Iran’s state-run IRNA news agency offered no details on the substance of its response, but suggested that Tehran still wouldn’t take the European Union-mediated proposal, despite warnings there would be no more negotiations.

Iranian deputy foreign minister Reza Najafi, left, and Iranian AEOI spokesperson Behrouz Kamalvandi, right, are leaving the Palais Coburg where closed-door nuclear talks take place in Vienna, Austria, August 5, 2022. (AP Photo/Florian Schroetter)

“The differences are on three issues, in which the United States has expressed its verbal flexibility in two cases, but it should be included in the text,” the IRNA report said. “The third issue is related to guaranteeing the continuation of [the deal], which depends on the realism of the United States.”

During Thursday’s briefing, the senior Israeli official highlighted a May 30 report by the International Atomic Energy Agency to the effect that Iran was not providing credible responses to the nuclear watchdog’s questions, saying that report should “set off a bright red warning light for the international community.”

The official also noted that Israel is not bound by any agreements with Iran, and said it “will do whatever is necessary in order to prevent Iran from attaining a nuclear weapon and to prevent Iran from using its terror proxies in the region.”

“The US knows and recognizes this,” the official said.

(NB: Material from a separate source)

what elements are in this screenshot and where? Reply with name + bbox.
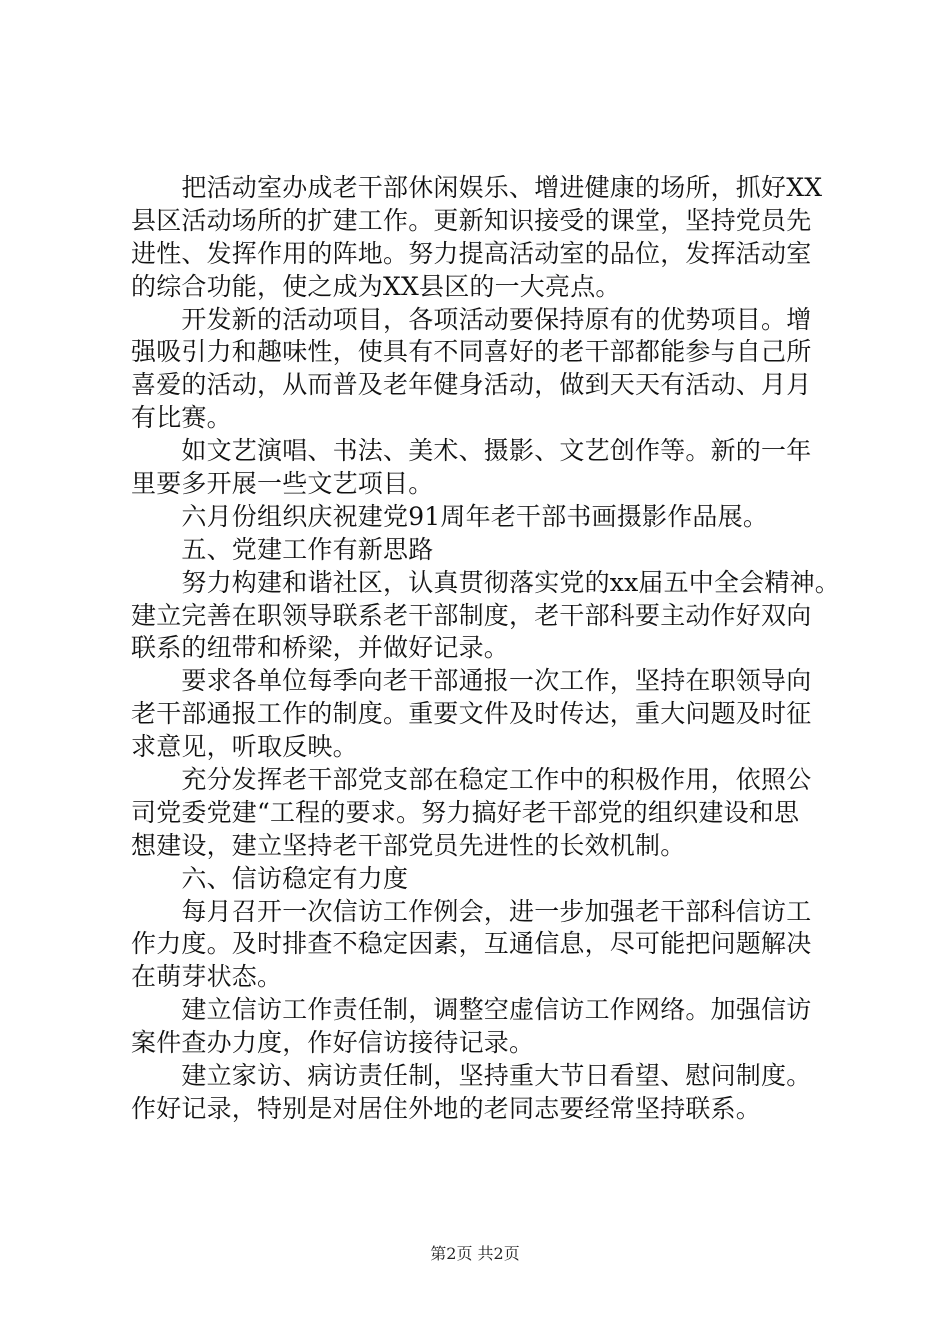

Iran signed its nuclear deal in 2015 with the US, France, Germany, Britain, Russia, and China. The deal saw Iran agree to limit its enrichment of uranium under the watch of UN inspectors in exchange for the lifting of economic sanctions.

In 2018, then-US president Donald Trump unilaterally pulled the US out of the accord and said he would negotiate a stronger deal, but that didn’t happen. Iran began breaking the deal’s terms a year later.

EU-coordinated negotiations on reviving the deal, known as the JCPOA, began in April 2021 before coming to a standstill in March and picking up again in August.

A person involved with security at the Uranium Conversion Facility just outside the city of Isfahan, Iran, on March 30, 2005. (AP Photo/Vahid Salemi, File)

Israel believes Iran wishes to build a nuclear bomb, and has reportedly carried out sabotage operations within the Islamic Republic to delay the development of such a weapon.

Iran has denied any nefarious intentions and claims its program is designed for peaceful purposes, though it has recently been enriching uranium to levels that international leaders say have no civil use.

Two major roadblocks remain in the negotiations if Tehran does want to return to the deal: Iran is demanding an end to International Atomic Energy Agency investigations into its nuclear program, and wants guarantees to cover the possibility of the US ditching the agreement again in the future.